Sorry for 'Hurtful Way Explanation of Data Came Across,' Does Not Recant Analysis That Minorities Somehow Benefit From Photo ID Restrictions at Polling Places Because They 'Die First' Before Becoming Elderly
Tanner to Meet Elderly Minority Congressman Conyers at Hearing on Capitol Hill Tuesday Morning...
By Brad Friedman on 10/29/2007, 6:01pm PT  

John Tanner, chief of the DoJ Civil Rights Division's Voting Unit, has not yet been fired. But he is sorry:

I want to apologize for the comments I made at the recent meeting of the National Latino Congreso about the impact of voter identification laws on elderly and minority voters. I understand that my explanation of the data came across in a hurtful way which I deeply regret. The reports of my comments do not in any way accurately reflect my career of devotion to enforcing federal laws designed to assure fair and equal access to the ballot. I am honored to have the opportunity to do this work, and I am honored to serve with the dedicated employees of the Voting Section who, day in and day out, work hard to protect the rights of all Americans under the Voting Rights Act.

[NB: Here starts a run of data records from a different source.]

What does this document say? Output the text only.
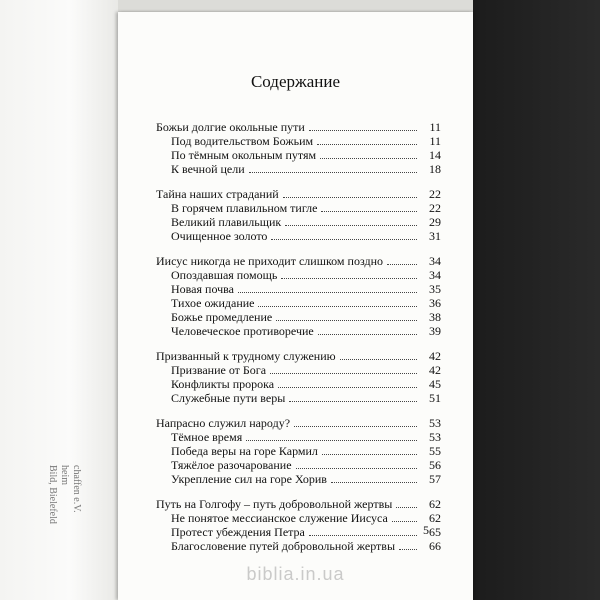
chaffen e.V.
heim
Bild, Bielefeld
Содержание
Божьи долгие окольные пути	11
Под водительством Божьим	11
По тёмным окольным путям	14
К вечной цели	18
Тайна наших страданий	22
В горячем плавильном тигле	22
Великий плавильщик	29
Очищенное золото	31
Иисус никогда не приходит слишком поздно	34
Опоздавшая помощь	34
Новая почва	35
Тихое ожидание	36
Божье промедление	38
Человеческое противоречие	39
Призванный к трудному служению	42
Призвание от Бога	42
Конфликты пророка	45
Служебные пути веры	51
Напрасно служил народу?	53
Тёмное время	53
Победа веры на горе Кармил	55
Тяжёлое разочарование	56
Укрепление сил на горе Хорив	57
Путь на Голгофу – путь добровольной жертвы	62
Не понятое мессианское служение Иисуса	62
Протест убеждения Петра	65
Благословение путей добровольной жертвы	66
5
biblia.in.ua
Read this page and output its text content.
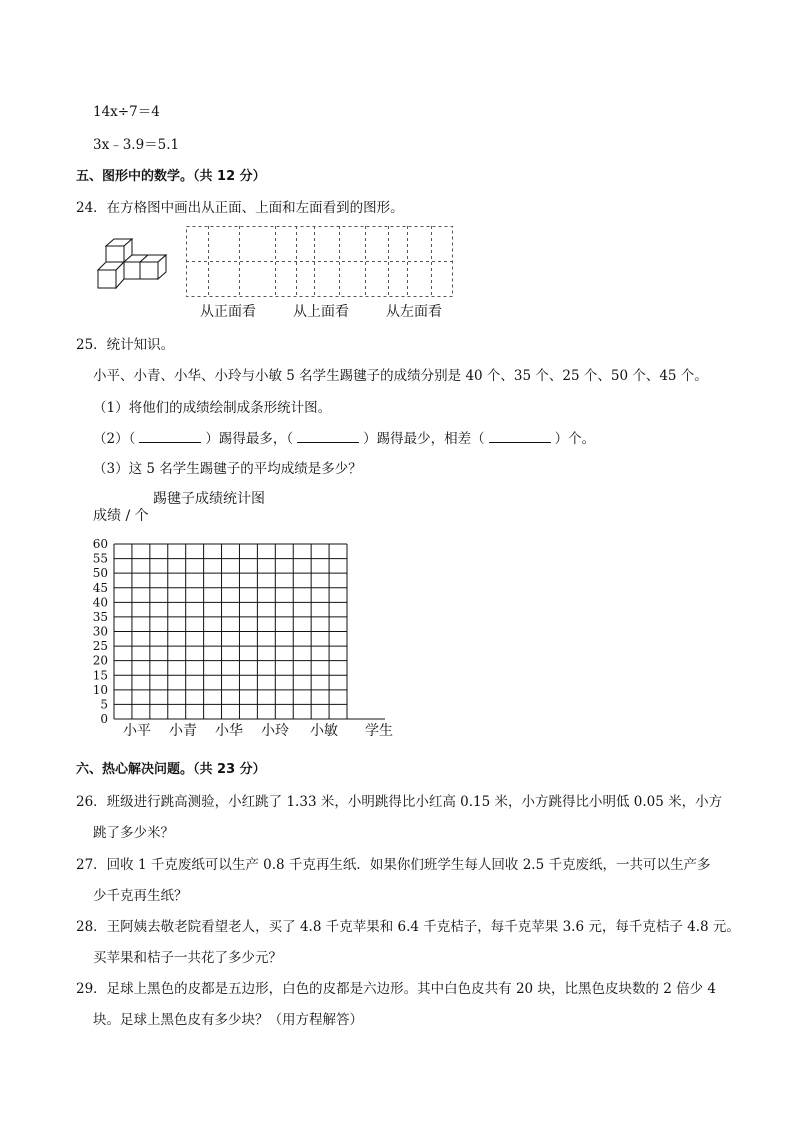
14x÷7＝4
3x﹣3.9＝5.1
五、图形中的数学。（共 12 分）
24．在方格图中画出从正面、上面和左面看到的图形。
从正面看	从上面看	从左面看
25．统计知识。
小平、小青、小华、小玲与小敏 5 名学生踢毽子的成绩分别是 40 个、35 个、25 个、50 个、45 个。
（1）将他们的成绩绘制成条形统计图。
（2）（	）踢得最多，（	）踢得最少，相差（	）个。
（3）这 5 名学生踢毽子的平均成绩是多少？
踢毽子成绩统计图
成绩 / 个
0
5
10
15
20
25
30
35
40
45
50
55
60
小平 小青 小华 小玲 小敏 学生
六、热心解决问题。（共 23 分）
26．班级进行跳高测验，小红跳了 1.33 米，小明跳得比小红高 0.15 米，小方跳得比小明低 0.05 米，小方
跳了多少米？
27．回收 1 千克废纸可以生产 0.8 千克再生纸．如果你们班学生每人回收 2.5 千克废纸，一共可以生产多
少千克再生纸？
28．王阿姨去敬老院看望老人，买了 4.8 千克苹果和 6.4 千克桔子，每千克苹果 3.6 元，每千克桔子 4.8 元。
买苹果和桔子一共花了多少元？
29．足球上黑色的皮都是五边形，白色的皮都是六边形。其中白色皮共有 20 块，比黑色皮块数的 2 倍少 4
块。足球上黑色皮有多少块？（用方程解答）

The apology, sent last Friday, becomes public on the eve of his testimony before the U.S. House Judiciary Committee tomorrow morning (Tuesday) at 10am ET, and just after the DNC joined many others early today in demanding he be "immediately fired." Tanner's sorry note was sent to a few folks just after Senator Barack Obama called on the Acting Attorney General to fire him. Several others have followed suit since.

Paul Kiel, who notes that "Tanner does not recant his analysis that voter ID laws actually discriminate against whites, but does apologize that his 'explanation of the data came across in a hurtful way,' has the scoop on the apology. It was sent to some of the attendees at the National Latino Congreso earlier this month where The BRAD BLOG video-taped and reported his objectionable, and incorrect, comments on restrictive Photo ID laws he's approved at the DoJ.

He had claimed such laws were just fine by him since, though they may disenfranchise some elderly voters, "minorities don't become elderly the way white people do. They die first."